Lebih jauh, Ikep menyoroti dugaan kontribusi aktivitas PETI terhadap percepatan sedimentasi. Material lumpur yang terbawa aliran sungai diduga terus mengendap di area bendung selama bertahun-tahun tanpa adanya langkah penertiban maupun normalisasi yang serius dari pihak berwenang.
“Kami tidak meminta sesuatu yang berlebihan. Petani hanya membutuhkan air. Jika bendungan ini dikeruk dan dinormalisasi, kami yakin persoalan ini dapat diatasi. Namun jika terus dibiarkan, maka yang dipertaruhkan adalah masa depan pertanian masyarakat,” ujarnya.
Kepala Desa Watu-Watu, Nasrin, turut menyampaikan kecaman terhadap minimnya perhatian pemerintah terhadap kondisi Bendung Langkowala. Menurutnya, sedimentasi saat ini sudah mencapai tingkat yang sangat mengkhawatirkan hingga mendekati bagian atas mercu bendungan.
Akibatnya, air yang datang saat musim penghujan tidak lagi tertahan untuk kebutuhan irigasi, melainkan langsung mengalir ke sungai tanpa memberikan manfaat bagi petani.
“Jika tahun ini kembali gagal panen, maka petani akan mengalami dua kali kerugian berturut-turut. Biaya pengolahan lahan dan penanaman mencapai jutaan rupiah per hektare. Ini bukan hanya persoalan pertanian, tetapi juga ancaman terhadap ekonomi masyarakat secara keseluruhan,” kata Nasrin.
Masyarakat menilai persoalan Bendung Langkowala telah berkembang menjadi masalah serius yang membutuhkan intervensi segera dari pemerintah daerah, pemerintah provinsi, hingga pemerintah pusat. Mereka mendesak dilakukannya normalisasi bendung secara menyeluruh sekaligus investigasi terhadap dugaan aktivitas PETI yang berpotensi memperparah kerusakan lingkungan dan infrastruktur pertanian.

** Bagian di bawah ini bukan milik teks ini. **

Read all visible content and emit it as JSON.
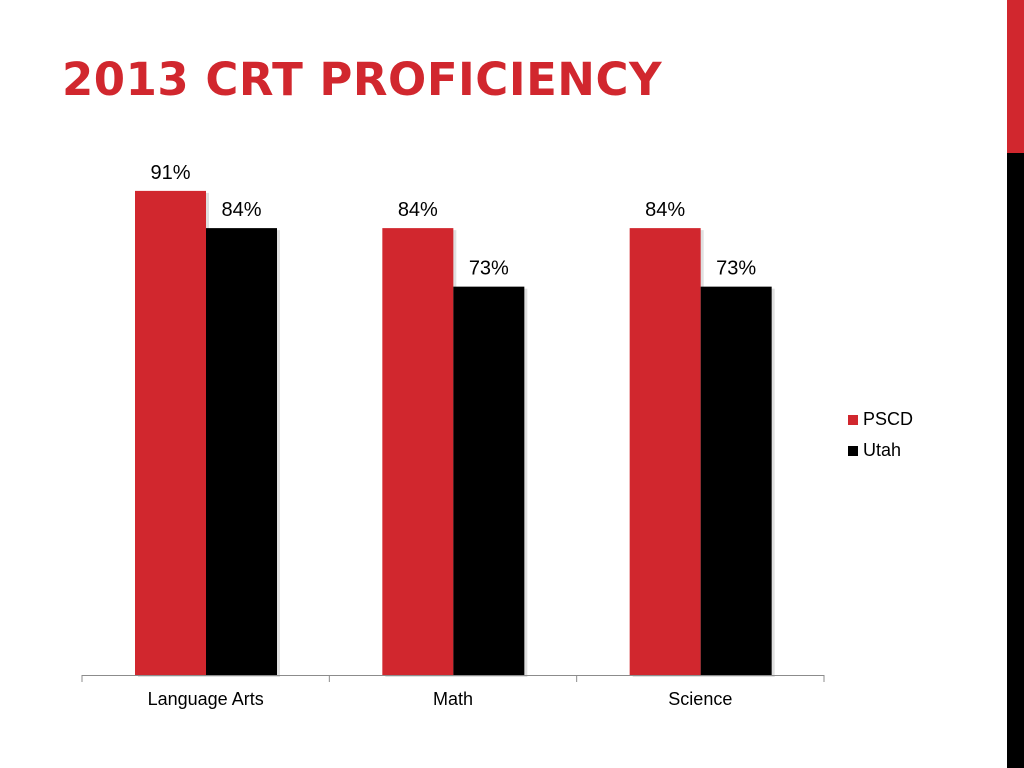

Petani Lantari Jaya juga meminta Menteri Pertanian Republik Indonesia turun langsung meninjau kondisi di lapangan dan memastikan adanya langkah konkret untuk menyelamatkan ribuan petani yang menggantungkan hidupnya pada sektor pertanian.
Bagi masyarakat, Bendung Langkowala bukan sekadar bangunan irigasi, melainkan simbol keberlangsungan hidup. Karena itu, pembiaran terhadap kerusakan bendung dinilai sebagai bentuk pengabaian terhadap nasib petani yang selama ini menjadi tulang punggung produksi pangan daerah.
Jika pemerintah tetap lamban bertindak, maka ancaman gagal panen massal bukan lagi sekadar peringatan, melainkan kenyataan yang harus ditanggung oleh ribuan petani dan keluarga mereka di Kabupaten Bombana.